For some, unbalanced relationships start way back in grade school. Kid #1 will happily give his lunch treats to Kid #2 in order to be liked. In some cases, Kid #2 thinks it’s his due and will just appropriate lunches.
To many, the traditional arrangement that men do all the paying for dates, after having to initiate the date in the first place, seems similarly one-sided. And, of course, it is. Some men, seeking to equalize things, expect the woman to pay for her share of dating with sexual favors—an arrangement demeaning to both sexes.
Some women, seeking to equalize the traditional “man pays for it all” arrangement, will propose dates that have no cost or will prepare a meal for her guy or suggest each pay for themself.
Somehow or other, through fair methods or not, the male and female are now a couple. (Same-sex couples do not have a dating tradition to flout, so can more easily equalize things from the beginning.) Who phones to arrange future get-togethers or pays for them when they happen will fall into a pattern, whether negotiated or following tradition.

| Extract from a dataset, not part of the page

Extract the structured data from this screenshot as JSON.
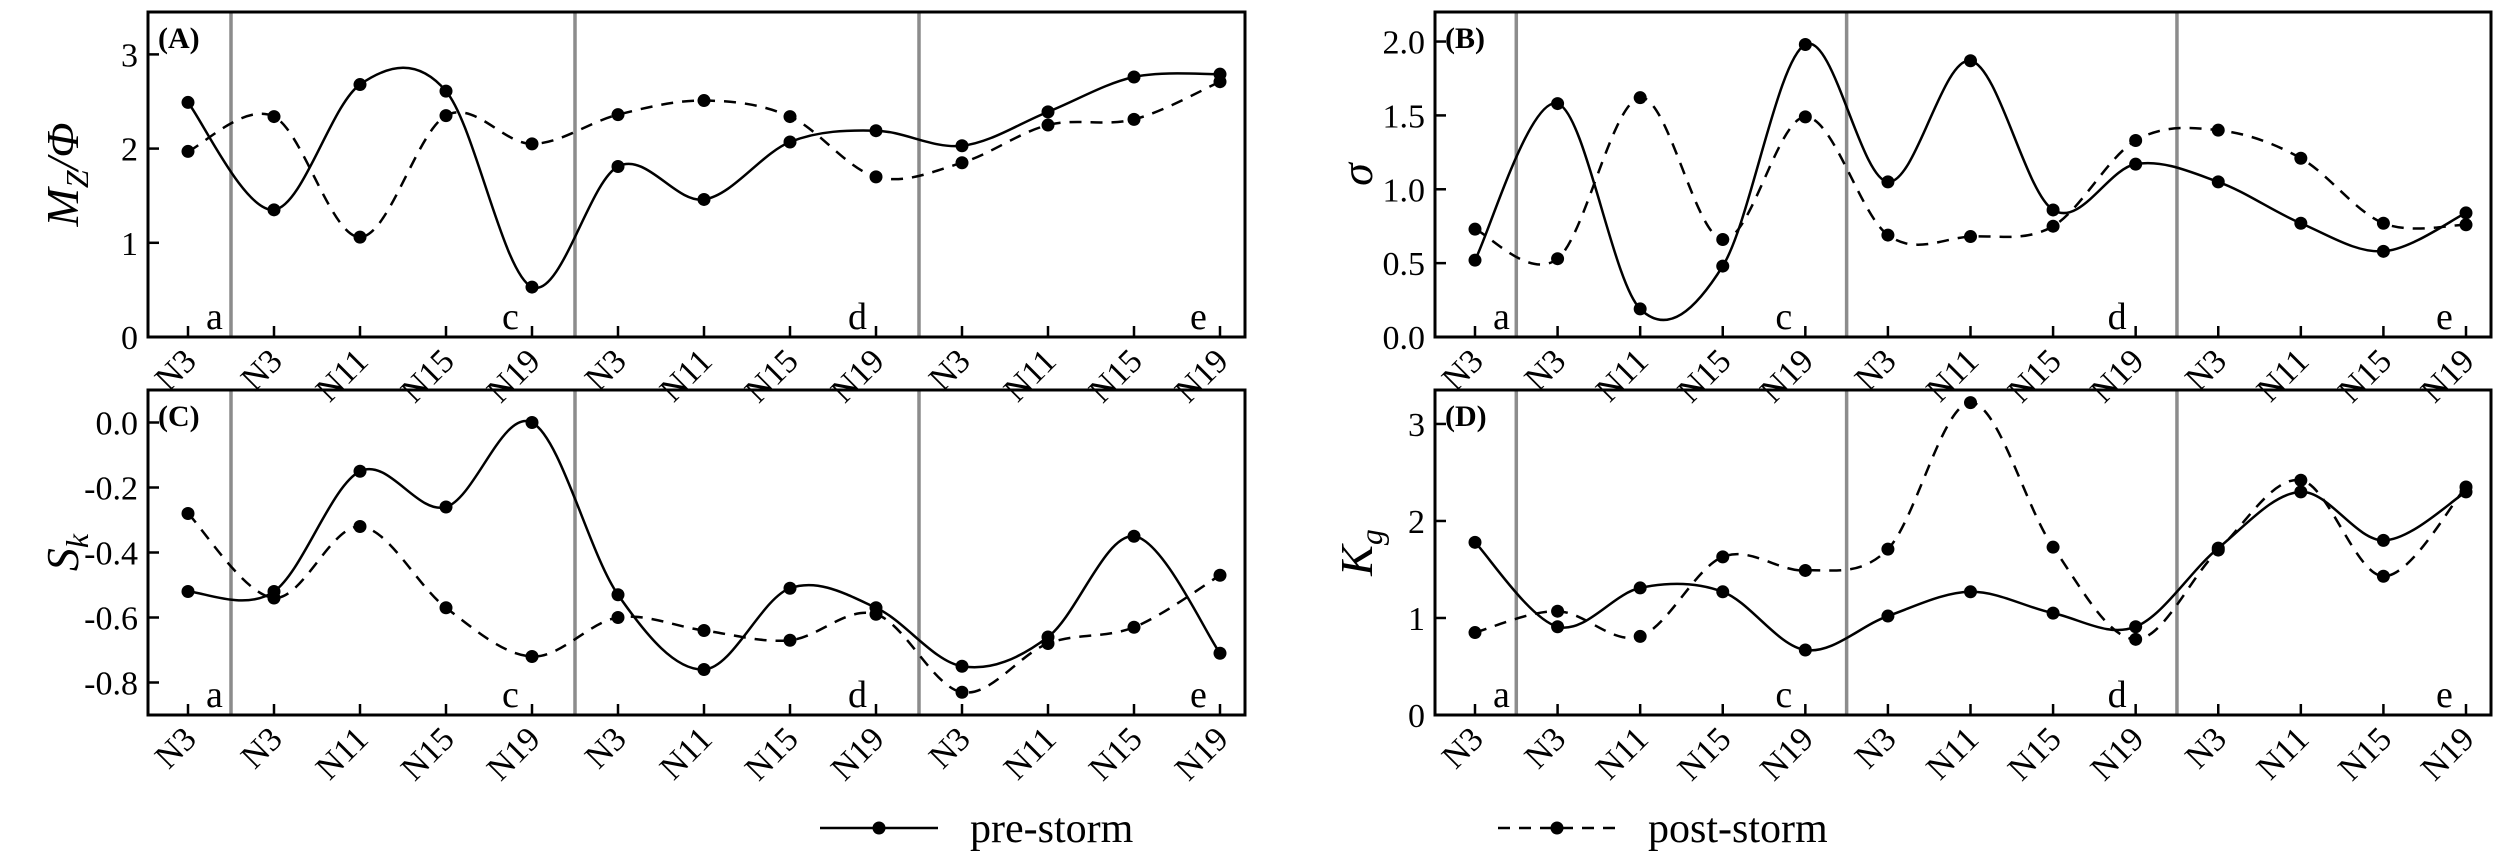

Couples who live together these days often try specifically to equalize the homemaking duties beforehand so that they don’t automatically fall on the woman, perhaps in a pattern seen in their childhood homes. Same-sex couples need to set their own rules. Certainly, there are many women who do the fix-its and many men who do the cooking or decorating, but I am talking more about social dynamics within a couple. What makes most sense is that each person in the duo do what s/he prefers doing or has the most talent for, generally by mutual agreement.
Equality in relationship can be an issue not only within a couple. Within a family or a social circle some people do all the entertaining and others are perennial guests for the price of a bottle of wine. Some groups do potlucks for their get-togethers or rotate hosting duties. These equalizing measures usually have to be negotiated, or someone will always be the host and others will always be the guests.

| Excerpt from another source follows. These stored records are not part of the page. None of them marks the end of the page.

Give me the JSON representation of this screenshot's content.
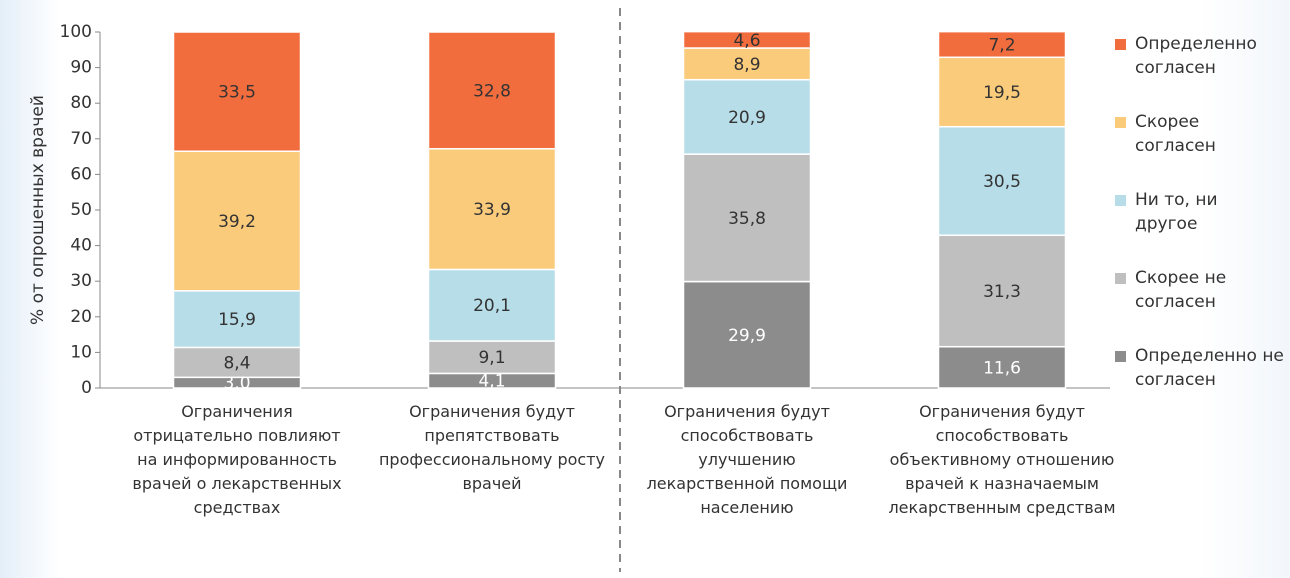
{
  "chart_data": {
    "type": "stacked-bar",
    "y_label": "% от опрошенных врачей",
    "categories": [
      "Ограничения отрицательно повлияют на информированность врачей о лекарственных средствах",
      "Ограничения будут препятствовать профессиональному росту врачей",
      "Ограничения будут способствовать улучшению лекарственной помощи населению",
      "Ограничения будут способствовать объективному отношению врачей к назначаемым лекарственным средствам"
    ],
    "series": [
      {
        "name": "Определенно не согласен",
        "color": "#8c8c8c",
        "values": [
          3.0,
          4.1,
          29.9,
          11.6
        ],
        "value_labels": [
          "3,0",
          "4,1",
          "29,9",
          "11,6"
        ]
      },
      {
        "name": "Скорее не согласен",
        "color": "#bfbfbf",
        "values": [
          8.4,
          9.1,
          35.8,
          31.3
        ],
        "value_labels": [
          "8,4",
          "9,1",
          "35,8",
          "31,3"
        ]
      },
      {
        "name": "Ни то, ни другое",
        "color": "#b7dde8",
        "values": [
          15.9,
          20.1,
          20.9,
          30.5
        ],
        "value_labels": [
          "15,9",
          "20,1",
          "20,9",
          "30,5"
        ]
      },
      {
        "name": "Скорее согласен",
        "color": "#fbcb7c",
        "values": [
          39.2,
          33.9,
          8.9,
          19.5
        ],
        "value_labels": [
          "39,2",
          "33,9",
          "8,9",
          "19,5"
        ]
      },
      {
        "name": "Определенно согласен",
        "color": "#f26d3d",
        "values": [
          33.5,
          32.8,
          4.6,
          7.2
        ],
        "value_labels": [
          "33,5",
          "32,8",
          "4,6",
          "7,2"
        ]
      }
    ],
    "ylim": [
      0,
      100
    ],
    "yticks": [
      0,
      10,
      20,
      30,
      40,
      50,
      60,
      70,
      80,
      90,
      100
    ],
    "legend": "right"
  }
}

The point here is that because of traditional or natural propensities, relationships of any nature will, by themselves, fall into a pattern that may not feel fair to all parties. If this is so in your life, if you notice that the other person always invites, pays, or hosts, or your shoulders are the ones on which things naturally seem to fall and you don’t see this as fair, speak up. Suggest an alternate arrangement.
Just because something has “always” been done a certain way does not mean changes can not be made. Tradition has its place…and so does personal preference. Modern times may call for modern methods—and hurrah for that.